The adequacy of a prediction depends on the following conditions:

a) the (Q)SAR model is scientifically valid: the scientific validity is established according to the OECD principles for (Q)SAR validation;

b) the (Q)SAR model is applicable to the query chemical: a (Q)SAR is applicable if the query chemical falls within the defined applicability domain of the model;

c) the (Q)SAR result is reliable: a valid (Q)SAR that is applied to a chemical falling within its applicability domain provides a reliable result;

d) the (Q)SAR model is relevant for the regulatory purpose.

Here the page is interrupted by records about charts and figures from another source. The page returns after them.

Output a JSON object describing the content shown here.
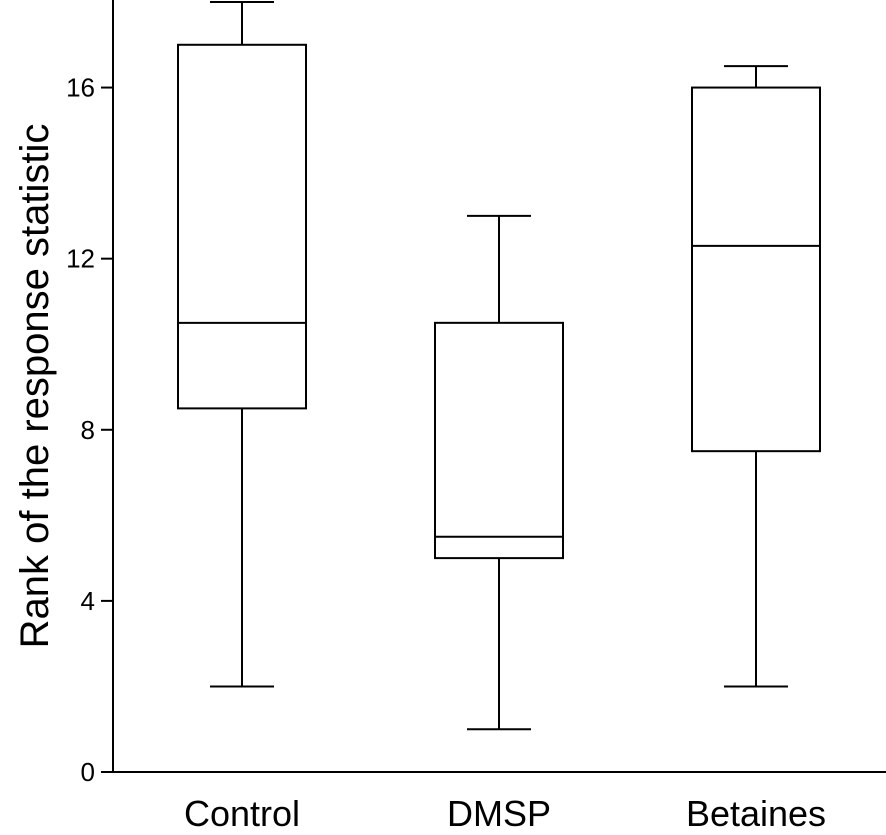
{
  "chart_data": {
    "type": "box",
    "ylabel": "Rank of the response statistic",
    "xlabel": "",
    "ylim": [
      0,
      18
    ],
    "yticks": [
      0,
      4,
      8,
      12,
      16
    ],
    "yticklabels": [
      "0",
      "4",
      "8",
      "12",
      "16"
    ],
    "grid": false,
    "categories": [
      "Control",
      "DMSP",
      "Betaines"
    ],
    "boxes": [
      {
        "category": "Control",
        "min": 2,
        "q1": 8.5,
        "median": 10.5,
        "q3": 17,
        "max": 18
      },
      {
        "category": "DMSP",
        "min": 1,
        "q1": 5,
        "median": 5.5,
        "q3": 10.5,
        "max": 13
      },
      {
        "category": "Betaines",
        "min": 2,
        "q1": 7.5,
        "median": 12.3,
        "q3": 16,
        "max": 16.5
      }
    ]
  }
}
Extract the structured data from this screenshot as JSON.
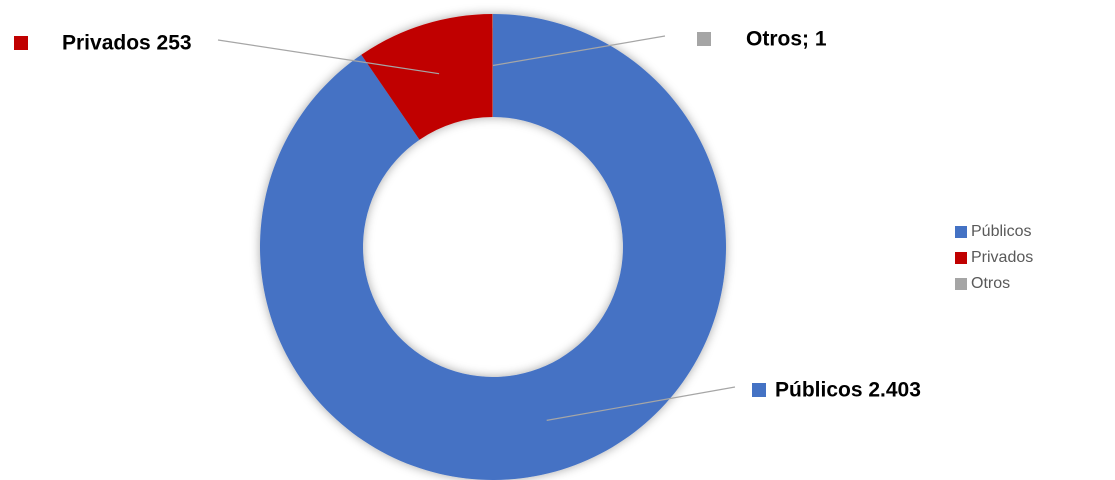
{
  "chart_data": {
    "type": "donut",
    "categories": [
      "Públicos",
      "Privados",
      "Otros"
    ],
    "values": [
      2403,
      253,
      1
    ],
    "value_labels": [
      "Públicos 2.403",
      "Privados 253",
      "Otros; 1"
    ],
    "colors": [
      "#4472c4",
      "#c00000",
      "#a5a5a5"
    ],
    "legend": "right"
  }
}
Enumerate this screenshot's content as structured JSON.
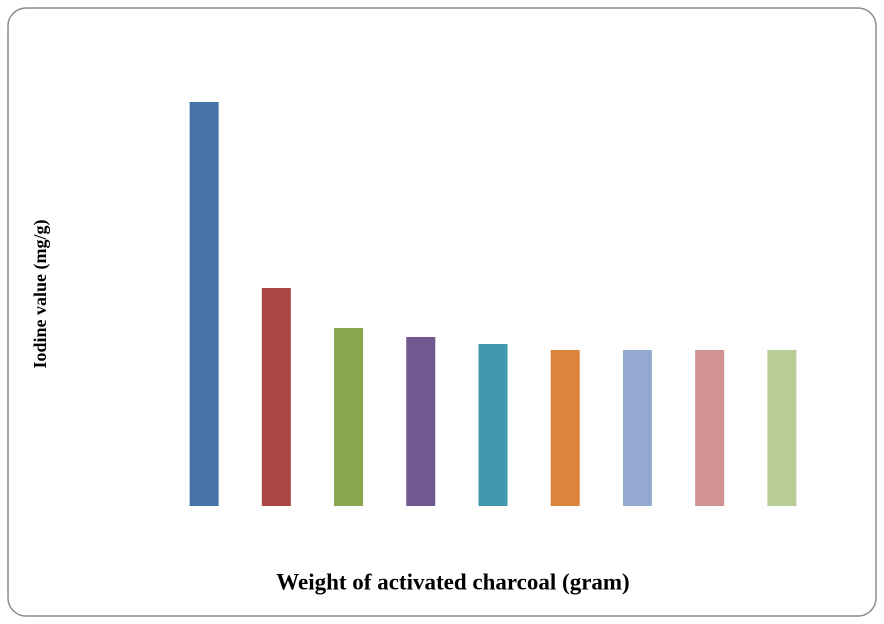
{
  "chart_data": {
    "type": "bar",
    "x_label": "Weight of activated charcoal (gram)",
    "y_label": "Iodine value (mg/g)",
    "categories": [
      null,
      null,
      null,
      null,
      null,
      null,
      null,
      null,
      null
    ],
    "values": [
      404,
      218,
      178,
      169,
      162,
      156,
      156,
      156,
      156
    ],
    "colors": [
      "#4572a7",
      "#aa4643",
      "#89a54e",
      "#71588f",
      "#4198af",
      "#db843d",
      "#93a9cf",
      "#d19392",
      "#b9cd96"
    ],
    "ylim": [
      0,
      404
    ]
  }
}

For assessment and justification of these 4 requirements the QMRF and QPRF files were developed and attached to this study record.

 

Description of the prediction Model

The prediction model was descripted using the harmonised template for summarising and reporting key information on (Q)SAR models. For more details please refer to the attached QSAR Model Reporting Format (QMRF) file. 

 

Assessment of estimation domain

The assessment of the estimation domain was documented in the QSAR Prediction Reporting Format file (QPRF). Please refer to the attached document for the details of the prediction and the assessment of the estimation domain.

Endpoint conclusion
Endpoint conclusion:
no adverse effect observed (not sensitising)

Respiratory sensitisation

Endpoint conclusion
Endpoint conclusion:
no study available

Justification for classification or non-classification

Based on the provided information the test item is not classified for skin sensitisation according to the EU Regulation (EC ) No 1272/2008 on Classification, Labelling and Packaging of Substances and Mixtures, as amended for the 10th time in Regulation (EU) No 2017/776.